Rea Hederman to Receive the Mississippi Institute of Arts and Letters 2021 Noel Polk Lifetime Achievement Award
The Mississippi Institute of Arts and Letters is pleased to announce that the 2021 Noel Polk Lifetime Achievement Award winner is Rea Hederman, a native of Jackson, Mississippi. Mr. Hederman has been publisher of The New York Review of Books since 1984.
After graduating from Murrah High School and Mississippi College, Hederman earned an MBA from the University of Virginia and an MA in Journalism from the University of Missouri. He first worked as editor for a weekly newspaper in Canton, Mississippi. In 1973, he joined the staff of the Clarion-Ledger and served as city editor and managing editor before becoming executive editor in 1980. Under Hederman’s leadership, the paper turned away from its conservative roots to execute “one of the most dramatic turnarounds in American journalism,” as described by the Washington Post.
Pulitzer Prize–winning author Richard Ford, who, like Hederman, was born and raised in Jackson, Mississippi, said of Hederman: “Brought up in 1950s apartheid Jackson, a child of affluence and influence, whose future would’ve been assured and beyond comfortable, he elected instead to take on the responsibilities of his family’s journalistic mini-empire with a profound and controversial commitment not only to civil rights, but to truth-in-journalism on the widest scale.”
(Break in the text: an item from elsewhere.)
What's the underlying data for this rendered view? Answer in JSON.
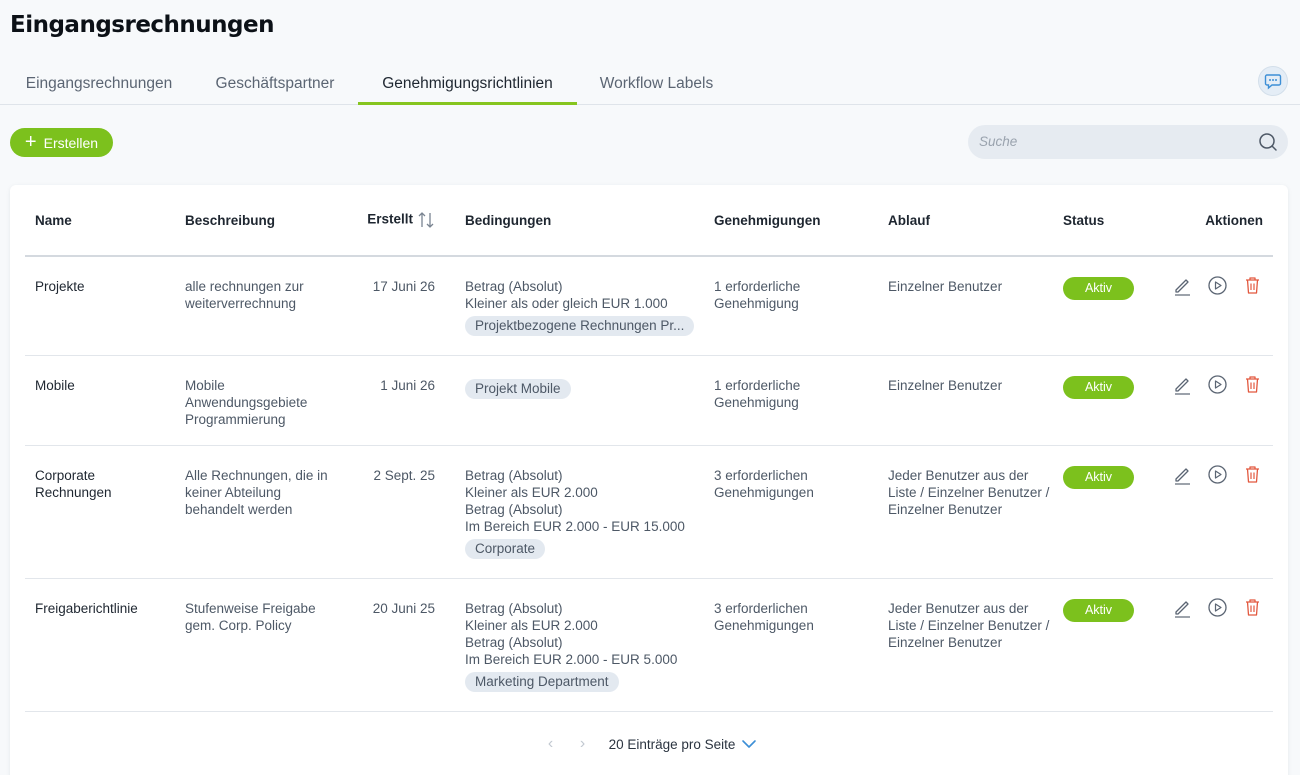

During Hederman’s tenure, the newspaper won many awards including a Heywood Broun Award, a George Polk Award, and a National Education Reporting Award. In 1983, just after he left for New York, the Clarion-Ledger received the Pulitzer Prize for stories written on Mississippi’s educational system under Hederman’s editorship.
The New York Times described the New York Review of Books as “one of the most influential and admired journals of its kind” and “the country’s most successful intellectual journal.” Contributors include Joan Didion, James Baldwin, Susan Sontag, and Nobel Prize winners V. S. Naipaul, Derek Walcott, and Nadine Gordimer, among others. The New York Review of Books received the attention of Martin Scorsese in his 2014 documentary, The Fifty-Year Argument.Hederman founded the NYRB Classics imprint, which now has over 600 titles. According to writer Michael Cunningham, “It is the richest source of great books you never heard of.” Along with little-known or hard-to-find authors are those of prominence, Ivan Turgenev, Nathaniel Hawthorne, Helen Keller, and others.
From 1997 to 2005, Hederman was publisher of Granta, the British publication of new writing and long-form reportage, which he later introduced to the United States. He was director of La Rivista dei Libri, an Italian literary publication, and president of the Robert B. Silvers Foundation, which awards grants to writers for works-in-progress and to writers for lifetime achievements in cultural reportage.
Hederman received an award from the Robert F. Kennedy Center in Washington for Journalistic Excellence and the Honor Medal for Distinguished Service in Journalism from the University of Missouri School of Journalism. He is a former director of the Committee to Protect Journalists and vice-chair of the board of trustees of The American Academy in Rome.
Hederman will be on hand to receive the award at the annual Mississippi Institute of Arts and Letters banquet to be held in Pass Christian, Mississippi, on June 12, 2021.